The binding precedent established back in the Swift vs Tyson case was ruled unconstitutional. Moreover, the phrase “laws of the several states,” quoted from the Judiciary Act of 1789, was incorrectly interpreted as referring only to statutory and customary laws. In fact, common law rulings of the state courts should be cited when pleading a case in front of a federal court.

The Supreme Court concluded that according to the previous interpretation, a thread of forum shopping unraveled: Mr. Tompkins had an option of choosing a different court and – along with it a different type of law – therefore giving him an unfair advantage. After this ruling, such loopholes were no longer viable because when deciding on a diversity case, the federal court was now supposed to use the law of the state where the court resides.

In the end, Mr.

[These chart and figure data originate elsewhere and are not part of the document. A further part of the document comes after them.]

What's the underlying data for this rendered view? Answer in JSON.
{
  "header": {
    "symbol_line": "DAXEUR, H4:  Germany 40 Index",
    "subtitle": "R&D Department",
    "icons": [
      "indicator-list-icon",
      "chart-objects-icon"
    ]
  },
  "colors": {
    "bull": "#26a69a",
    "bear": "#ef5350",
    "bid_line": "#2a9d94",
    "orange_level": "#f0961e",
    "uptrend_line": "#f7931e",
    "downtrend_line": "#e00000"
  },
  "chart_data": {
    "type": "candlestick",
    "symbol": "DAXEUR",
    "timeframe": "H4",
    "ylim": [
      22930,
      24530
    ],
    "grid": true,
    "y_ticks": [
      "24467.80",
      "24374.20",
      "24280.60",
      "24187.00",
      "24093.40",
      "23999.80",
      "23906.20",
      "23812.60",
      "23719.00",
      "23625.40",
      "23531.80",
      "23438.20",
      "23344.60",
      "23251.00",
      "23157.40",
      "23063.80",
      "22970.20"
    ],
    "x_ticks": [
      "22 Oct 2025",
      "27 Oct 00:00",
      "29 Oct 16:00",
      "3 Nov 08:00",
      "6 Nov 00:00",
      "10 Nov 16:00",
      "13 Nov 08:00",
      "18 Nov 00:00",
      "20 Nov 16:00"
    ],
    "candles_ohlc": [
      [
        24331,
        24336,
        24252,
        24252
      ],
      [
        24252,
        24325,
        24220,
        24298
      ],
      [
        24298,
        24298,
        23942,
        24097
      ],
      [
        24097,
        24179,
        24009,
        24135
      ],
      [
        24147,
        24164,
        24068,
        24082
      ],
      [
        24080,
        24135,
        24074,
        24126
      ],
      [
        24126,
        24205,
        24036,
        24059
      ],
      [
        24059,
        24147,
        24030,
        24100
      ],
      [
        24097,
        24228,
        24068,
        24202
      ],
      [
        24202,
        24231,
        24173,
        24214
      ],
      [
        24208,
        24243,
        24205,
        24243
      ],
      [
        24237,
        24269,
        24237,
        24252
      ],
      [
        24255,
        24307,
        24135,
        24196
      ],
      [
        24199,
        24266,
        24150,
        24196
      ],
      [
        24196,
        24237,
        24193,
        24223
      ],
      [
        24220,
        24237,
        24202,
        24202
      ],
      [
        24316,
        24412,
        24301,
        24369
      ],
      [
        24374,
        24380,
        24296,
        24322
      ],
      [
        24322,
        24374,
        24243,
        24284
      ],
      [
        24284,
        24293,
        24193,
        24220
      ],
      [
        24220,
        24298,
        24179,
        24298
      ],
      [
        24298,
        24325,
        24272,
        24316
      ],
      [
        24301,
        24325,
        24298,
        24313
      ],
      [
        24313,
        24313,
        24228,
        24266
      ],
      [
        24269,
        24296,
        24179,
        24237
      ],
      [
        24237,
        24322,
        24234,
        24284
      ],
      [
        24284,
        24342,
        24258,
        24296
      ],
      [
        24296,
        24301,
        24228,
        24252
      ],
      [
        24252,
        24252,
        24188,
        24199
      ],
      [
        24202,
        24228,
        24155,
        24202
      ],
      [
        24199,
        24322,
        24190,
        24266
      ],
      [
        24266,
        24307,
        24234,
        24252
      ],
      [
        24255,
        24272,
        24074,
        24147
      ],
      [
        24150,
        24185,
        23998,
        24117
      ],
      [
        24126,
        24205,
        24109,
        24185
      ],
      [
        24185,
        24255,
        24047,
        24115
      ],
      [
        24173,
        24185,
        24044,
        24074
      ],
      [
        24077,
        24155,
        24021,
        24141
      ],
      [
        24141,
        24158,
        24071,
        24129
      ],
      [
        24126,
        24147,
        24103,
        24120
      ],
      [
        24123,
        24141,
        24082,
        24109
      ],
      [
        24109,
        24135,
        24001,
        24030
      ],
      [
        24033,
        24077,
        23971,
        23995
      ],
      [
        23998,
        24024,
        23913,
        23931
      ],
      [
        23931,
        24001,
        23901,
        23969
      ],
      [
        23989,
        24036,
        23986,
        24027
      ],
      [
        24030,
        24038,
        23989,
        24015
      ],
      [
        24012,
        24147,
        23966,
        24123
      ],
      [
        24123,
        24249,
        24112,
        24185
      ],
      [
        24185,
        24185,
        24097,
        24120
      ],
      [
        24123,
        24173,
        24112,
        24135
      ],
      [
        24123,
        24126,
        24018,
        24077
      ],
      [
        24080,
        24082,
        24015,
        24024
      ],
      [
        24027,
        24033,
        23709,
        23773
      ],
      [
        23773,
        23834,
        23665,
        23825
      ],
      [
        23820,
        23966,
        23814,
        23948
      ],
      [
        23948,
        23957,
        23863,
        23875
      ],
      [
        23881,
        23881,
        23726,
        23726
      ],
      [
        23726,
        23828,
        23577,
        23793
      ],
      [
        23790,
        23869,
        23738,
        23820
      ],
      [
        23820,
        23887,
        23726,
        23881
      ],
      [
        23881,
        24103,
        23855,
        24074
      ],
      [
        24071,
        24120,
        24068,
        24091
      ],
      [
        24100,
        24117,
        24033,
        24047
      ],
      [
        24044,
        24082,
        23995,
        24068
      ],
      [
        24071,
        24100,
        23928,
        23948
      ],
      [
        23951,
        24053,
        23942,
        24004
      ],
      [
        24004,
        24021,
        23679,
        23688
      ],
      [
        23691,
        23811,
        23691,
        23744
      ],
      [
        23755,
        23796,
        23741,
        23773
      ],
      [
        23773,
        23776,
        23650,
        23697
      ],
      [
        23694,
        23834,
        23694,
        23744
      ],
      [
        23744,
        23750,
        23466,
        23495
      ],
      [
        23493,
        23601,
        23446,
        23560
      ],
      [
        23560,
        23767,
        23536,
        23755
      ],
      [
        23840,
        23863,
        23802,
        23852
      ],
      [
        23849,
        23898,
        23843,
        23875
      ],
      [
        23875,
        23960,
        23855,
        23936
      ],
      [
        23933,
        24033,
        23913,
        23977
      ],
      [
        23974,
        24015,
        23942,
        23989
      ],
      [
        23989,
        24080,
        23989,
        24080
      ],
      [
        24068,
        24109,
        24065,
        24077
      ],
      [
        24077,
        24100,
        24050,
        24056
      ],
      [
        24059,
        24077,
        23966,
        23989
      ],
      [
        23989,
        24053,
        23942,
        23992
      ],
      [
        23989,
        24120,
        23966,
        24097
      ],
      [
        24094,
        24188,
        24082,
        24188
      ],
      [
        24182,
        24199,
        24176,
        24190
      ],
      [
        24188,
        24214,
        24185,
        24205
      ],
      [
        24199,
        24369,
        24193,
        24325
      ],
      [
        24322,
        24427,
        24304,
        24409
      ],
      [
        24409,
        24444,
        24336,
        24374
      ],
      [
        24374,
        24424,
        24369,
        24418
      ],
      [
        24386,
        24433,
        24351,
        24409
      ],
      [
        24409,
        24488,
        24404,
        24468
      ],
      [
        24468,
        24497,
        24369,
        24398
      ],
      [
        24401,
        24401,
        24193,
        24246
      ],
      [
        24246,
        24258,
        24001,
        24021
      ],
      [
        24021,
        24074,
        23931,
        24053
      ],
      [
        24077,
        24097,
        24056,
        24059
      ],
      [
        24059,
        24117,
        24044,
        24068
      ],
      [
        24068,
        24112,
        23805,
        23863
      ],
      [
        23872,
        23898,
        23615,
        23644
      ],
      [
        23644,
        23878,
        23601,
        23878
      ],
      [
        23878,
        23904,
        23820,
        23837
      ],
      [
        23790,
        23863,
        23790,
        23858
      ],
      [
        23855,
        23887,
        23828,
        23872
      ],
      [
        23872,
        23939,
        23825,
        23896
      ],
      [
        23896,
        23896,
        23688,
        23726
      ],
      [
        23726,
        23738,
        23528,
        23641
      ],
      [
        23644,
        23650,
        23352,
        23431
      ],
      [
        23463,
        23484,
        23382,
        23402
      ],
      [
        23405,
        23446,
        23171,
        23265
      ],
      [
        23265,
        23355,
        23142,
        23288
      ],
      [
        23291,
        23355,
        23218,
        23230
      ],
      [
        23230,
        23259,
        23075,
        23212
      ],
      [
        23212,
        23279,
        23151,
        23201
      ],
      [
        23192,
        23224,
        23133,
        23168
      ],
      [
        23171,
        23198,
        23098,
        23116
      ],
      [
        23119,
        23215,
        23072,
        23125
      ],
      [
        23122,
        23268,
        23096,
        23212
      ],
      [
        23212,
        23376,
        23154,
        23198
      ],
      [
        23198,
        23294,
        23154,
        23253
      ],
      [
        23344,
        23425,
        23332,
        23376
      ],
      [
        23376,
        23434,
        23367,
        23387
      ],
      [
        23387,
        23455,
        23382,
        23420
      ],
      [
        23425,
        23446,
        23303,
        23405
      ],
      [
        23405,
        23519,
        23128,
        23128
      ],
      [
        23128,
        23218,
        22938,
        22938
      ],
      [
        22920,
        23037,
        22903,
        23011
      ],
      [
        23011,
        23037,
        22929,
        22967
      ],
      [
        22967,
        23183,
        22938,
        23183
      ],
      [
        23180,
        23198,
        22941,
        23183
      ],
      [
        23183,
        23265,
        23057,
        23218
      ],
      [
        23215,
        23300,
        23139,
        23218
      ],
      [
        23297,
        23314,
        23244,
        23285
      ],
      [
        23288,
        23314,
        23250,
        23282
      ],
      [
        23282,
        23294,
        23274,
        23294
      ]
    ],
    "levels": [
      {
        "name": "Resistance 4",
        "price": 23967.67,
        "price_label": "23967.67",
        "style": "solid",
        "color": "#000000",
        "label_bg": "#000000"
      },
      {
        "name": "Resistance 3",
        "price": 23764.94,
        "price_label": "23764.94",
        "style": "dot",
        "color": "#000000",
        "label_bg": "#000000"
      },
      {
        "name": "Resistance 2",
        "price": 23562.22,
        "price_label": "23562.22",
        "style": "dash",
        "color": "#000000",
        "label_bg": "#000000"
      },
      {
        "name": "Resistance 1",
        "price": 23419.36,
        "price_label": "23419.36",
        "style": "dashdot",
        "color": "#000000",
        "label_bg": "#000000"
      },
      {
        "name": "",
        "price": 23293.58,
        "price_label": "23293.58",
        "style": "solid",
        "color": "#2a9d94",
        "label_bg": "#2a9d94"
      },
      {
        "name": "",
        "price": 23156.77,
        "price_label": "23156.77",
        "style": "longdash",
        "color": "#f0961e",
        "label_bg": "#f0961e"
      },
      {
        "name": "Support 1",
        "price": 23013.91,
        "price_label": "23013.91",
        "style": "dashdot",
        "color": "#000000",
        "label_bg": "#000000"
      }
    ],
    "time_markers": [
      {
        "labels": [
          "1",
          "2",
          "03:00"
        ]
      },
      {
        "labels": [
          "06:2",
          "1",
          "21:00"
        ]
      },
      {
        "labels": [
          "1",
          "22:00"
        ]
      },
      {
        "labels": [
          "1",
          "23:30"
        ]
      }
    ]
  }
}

Tompkins’s strategic decision to appeal the case in federal court was for naught. The Supreme Court remanded the case to the court of the first instance, which, in turn, ruled according to the verdict of Pennsylvania’s Supreme Court. Mr. Tompkins was, in fact, a trespasser. Because he couldn’t prove wanton negligence on the part of the railway, he was left with nothing but a bittersweet feeling of a spectacular victory, and, perhaps, an even more spectacular failure. The Erie Railroad came out victorious and ultimately won their tug-ofwar.